If a peer disappears or its Consul entry is deleted, the watch loop in `WatchPeersReady` detects the missing key through the blocking `List` operation. The registry immediately marks the peer as not ready in the `readyMap`, decrements the `readyCount`, and invokes `checkAndUpdateReadyState` to flip `r.ready` to false.
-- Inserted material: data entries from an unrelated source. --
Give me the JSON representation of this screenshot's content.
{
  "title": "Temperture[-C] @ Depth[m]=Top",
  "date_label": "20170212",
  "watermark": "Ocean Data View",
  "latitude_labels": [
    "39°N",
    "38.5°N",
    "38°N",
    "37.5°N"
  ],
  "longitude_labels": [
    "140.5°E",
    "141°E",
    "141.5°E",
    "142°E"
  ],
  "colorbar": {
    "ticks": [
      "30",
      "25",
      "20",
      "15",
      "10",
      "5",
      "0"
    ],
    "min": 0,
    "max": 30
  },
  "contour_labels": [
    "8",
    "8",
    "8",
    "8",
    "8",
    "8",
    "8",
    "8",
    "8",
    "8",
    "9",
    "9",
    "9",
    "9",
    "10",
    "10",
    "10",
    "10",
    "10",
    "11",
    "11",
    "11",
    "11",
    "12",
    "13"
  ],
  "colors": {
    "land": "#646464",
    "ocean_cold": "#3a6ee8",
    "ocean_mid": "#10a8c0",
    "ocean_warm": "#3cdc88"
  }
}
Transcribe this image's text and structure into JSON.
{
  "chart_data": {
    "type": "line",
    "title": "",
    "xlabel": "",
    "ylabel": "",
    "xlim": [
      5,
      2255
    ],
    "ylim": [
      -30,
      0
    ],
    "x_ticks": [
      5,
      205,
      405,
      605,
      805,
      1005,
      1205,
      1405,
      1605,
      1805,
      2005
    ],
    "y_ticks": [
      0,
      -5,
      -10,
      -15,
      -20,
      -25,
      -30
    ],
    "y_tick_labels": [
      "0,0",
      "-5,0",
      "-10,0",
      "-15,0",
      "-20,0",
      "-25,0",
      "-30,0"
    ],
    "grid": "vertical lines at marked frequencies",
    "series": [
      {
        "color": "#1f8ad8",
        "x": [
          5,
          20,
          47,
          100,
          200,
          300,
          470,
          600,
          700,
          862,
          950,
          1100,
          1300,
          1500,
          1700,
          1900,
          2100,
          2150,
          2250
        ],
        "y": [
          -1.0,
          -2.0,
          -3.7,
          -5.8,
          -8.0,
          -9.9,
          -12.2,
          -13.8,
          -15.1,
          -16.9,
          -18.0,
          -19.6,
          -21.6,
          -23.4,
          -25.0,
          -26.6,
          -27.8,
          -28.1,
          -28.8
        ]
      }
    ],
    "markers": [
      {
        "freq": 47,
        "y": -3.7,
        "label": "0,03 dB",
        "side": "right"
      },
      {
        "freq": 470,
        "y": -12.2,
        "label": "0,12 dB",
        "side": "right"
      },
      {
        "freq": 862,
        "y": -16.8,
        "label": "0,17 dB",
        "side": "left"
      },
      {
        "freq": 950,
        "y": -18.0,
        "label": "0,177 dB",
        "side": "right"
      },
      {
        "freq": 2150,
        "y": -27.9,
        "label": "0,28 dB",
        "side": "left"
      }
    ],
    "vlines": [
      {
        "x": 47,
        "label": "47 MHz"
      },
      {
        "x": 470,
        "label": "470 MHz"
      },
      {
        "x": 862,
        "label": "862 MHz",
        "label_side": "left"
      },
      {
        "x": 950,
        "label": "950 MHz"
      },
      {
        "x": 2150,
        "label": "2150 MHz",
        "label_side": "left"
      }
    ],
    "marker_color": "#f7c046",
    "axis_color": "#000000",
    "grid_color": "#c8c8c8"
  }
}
When the peer re-registers its ready flag in Consul, the registry automatically transitions back to ready state without requiring a process restart, providing self-healing capabilities for transient network partitions.

## Summary

- **Consul KV store** acts as the persistent source of truth for peer identities (`mpc_peers/`) and readiness states (`mpc_ready/`).
- **`LoadPeersFromConsul`** in [`pkg/config/peers.go`](https://github.com/fystack/mpcium/blob/main/pkg/config/peers.go) performs initial peer discovery at node startup.
- **`PeerRegistry`** in [`pkg/mpc/registry.go`](https://github.com/fystack/mpcium/blob/main/pkg/mpc/registry.go) maintains runtime state, watches Consul for changes, and tracks ECDH completion.
- **Global readiness** requires both that all peers have written ready flags to Consul and that ECDH key-exchange has completed with every participant.
- **Query methods** like `ArePeersReady()` and `AreMajorityReady()` provide simple APIs for protocol workers to check availability.
- **Automatic recovery** occurs when vanished peers re-register, allowing the system to heal without manual intervention.

## Frequently Asked Questions

### How does mpcium detect when a peer becomes unavailable?

The `PeerRegistry` runs a continuous watch loop via `WatchPeersReady()` that performs blocking `kv.List` operations on the `mpc_ready/` prefix in Consul. When a peer's ready key disappears from the KV store, the watch detects the change and calls `registerReadyPairs` to remove the peer from the internal `readyMap`, immediately marking the global state as not ready until the peer returns.

### What conditions must be met before mpcium starts a multi-party computation?

According to `checkAndUpdateReadyState` in [`pkg/mpc/registry.go`](https://github.com/fystack/mpcium/blob/main/pkg/mpc/registry.go), the registry sets `r.ready = true` only when two conditions satisfy simultaneously: all expected peers have written a ready flag to Consul (`readyPeersCount == len(r.peerNodeIDs)`), and the ECDH key-exchange has completed with every peer (`r.isECDHReady()` returns true).

### Can the Peer Registry operate without Consul?

No, the `PeerRegistry` requires a Consul KV implementation as a mandatory dependency. The `NewRegistry` constructor accepts a `ConsulKV` interface, and methods like `Ready()` and `WatchPeersReady()` directly depend on Consul's atomic operations and blocking queries for correctness. However, the `ConsulKV` interface abstraction allows testing with mock implementations.

### How does mpcium handle authentication with Consul?

The `infra.GetConsulClient` function configures authentication based on the environment. In production, it reads `consul.token` for ACL-based authentication and optionally sets `consul.username` and `consul.password` for HTTP basic auth. These credentials are injected via Viper configuration management, and the client validates connectivity to the Consul leader before returning.